- O Estado de S. Paulo
Se voltarmos no tempo alguns meses e observarmos o horizonte do segundo semestre do ano passado e da primeira metade deste, veremos que era possível afirmar plausivelmente que teríamos em 2014 as eleições presidenciais mais disputadas desde 1989. As razões para isto eram, por um lado, a avaliação declinante do governo e o anseio difuso por mudança; por outro, o fato de que, mesmo com a piora de sua avaliação, o governo ainda mantinha fiel uma parcela significativa de aproximadamente um terço do eleitorado, que lhe avaliava como ótimo ou bom.
Diante desse cenário, a incógnita residia na capacidade da oposição de apresentar-se aos cidadãos como uma alternativa palatável. Mantido o padrão que marcara as disputas presidenciais desde 1994, novamente PT e PSDB deveriam polarizar a contenda, com eventuais desafiantes apenas coadjuvando. Tal configuração parecia propícia diante da condição estacionária de Eduardo Campos, que perdia até mesmo para indecisos e para os que pretendiam abster-se - anulando ou votando em branco.
Decerto tal situação poderia mudar com o começo da campanha no rádio e na TV, como sempre ocorre. Contudo, a situação de Campos não era das mais fáceis, tendo ele um partido regionalmente restrito e pouco tempo de propaganda, comparado aos adversários. Portanto, era de se esperar um crescimento maior de Aécio \, impulsionado pela contraposição tradicional ao PT, pela maior implantação nacional de seu partido e pelo maior tempo de propaganda. Foi aí que se deu o inesperado.
A trágica morte do candidato do PSB catapultou às alturas sua substituta, Marina Silva. Num primeiro momento, Dilma perdeu mais votos, porém Aécio perdeu o lugar. Comparadas as pesquisas do Ibope de 21 de julho (ainda com Campos) e 26 de agosto, a presidente perdeu 10 pontos entre os eleitores mais pobres (até 1 salário mínimo), setor no qual Aécio ficou estável. No setor imediatamente acima, Dilma perdeu 4 pontos, contra 2 de Aécio. Esses dois segmentos são os mais numerosos do eleitorado. As perdas de ambos se equivaleram no contingente de 2 a 5 salários mínimos, e Aécio perdeu mais que Dilma no eleitorado mais rico - 5 pontos contra 3. Marina, além de abocanhar os votos perdidos por seus adversários em todos esses setores, também arrebanhou o grosso dos que até pouco antes pretendiam se abster ou não sabiam em quem votar - reduzidos de 25% para 15%.
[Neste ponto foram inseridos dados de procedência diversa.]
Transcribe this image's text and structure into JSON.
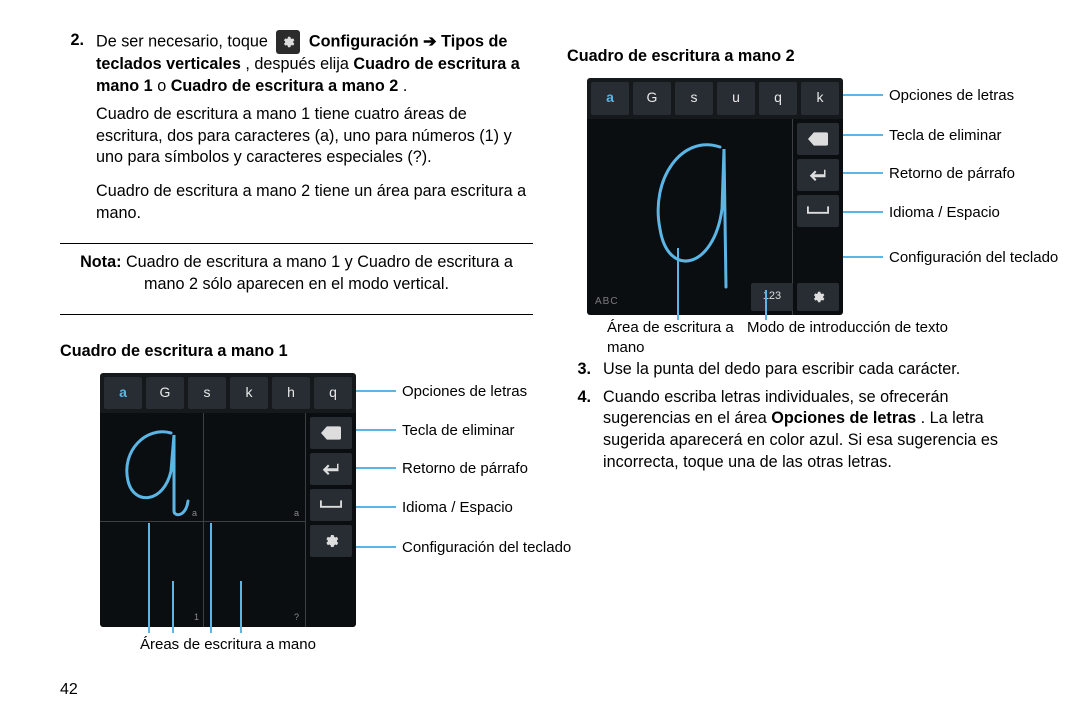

Nas pesquisas subsequentes parecia inevitável a disparada de Marina, suplantando com facilidade a presidente, principalmente no segundo turno. Porém, a partir daí o jogo começou a virar. Novamente evidenciou-se a importância do horário eleitoral gratuito. A avaliação do governo começou a melhorar e, com ela, as intenções de voto na presidente. Juntaram-se a isso a propaganda negativa contra Marina e os próprios tropeços da candidata, que aumentaram as dúvidas a seu respeito e transmitiram uma imagem de inconsistência. Os recuos no plano de governo e as ambivalências de suas políticas brecaram sua ascensão. Mais do que apenas entender com clareza o significado de cada opção de política pública, o eleitorado busca algumas certezas quanto aos rumos a serem seguidos. Na falta delas, desconfia e procura um porto mais seguro - como o governo do dia.
Esse porto poderia ser também o da oposição estabelecida. Mas o estrago na candidatura Aécio foi tamanho que dificilmente haverá tempo para recuperação - exceto no caso de mais algum evento imprevisto de grandes proporções. Da forma como se deu, a entrada de Marina na campanha desorganizou as referências eleitorais estabelecidas até então, imolando o PSDB. Mesmo que fosse outro o candidato tucano, dificilmente teria destino melhor. Caso Marina se mostre mesmo inconsistente, pode propiciar a Dilma uma disputa mais fácil do que a que ela teria com um oponente mais sólido. E isso, depois de tê-lo volatizado.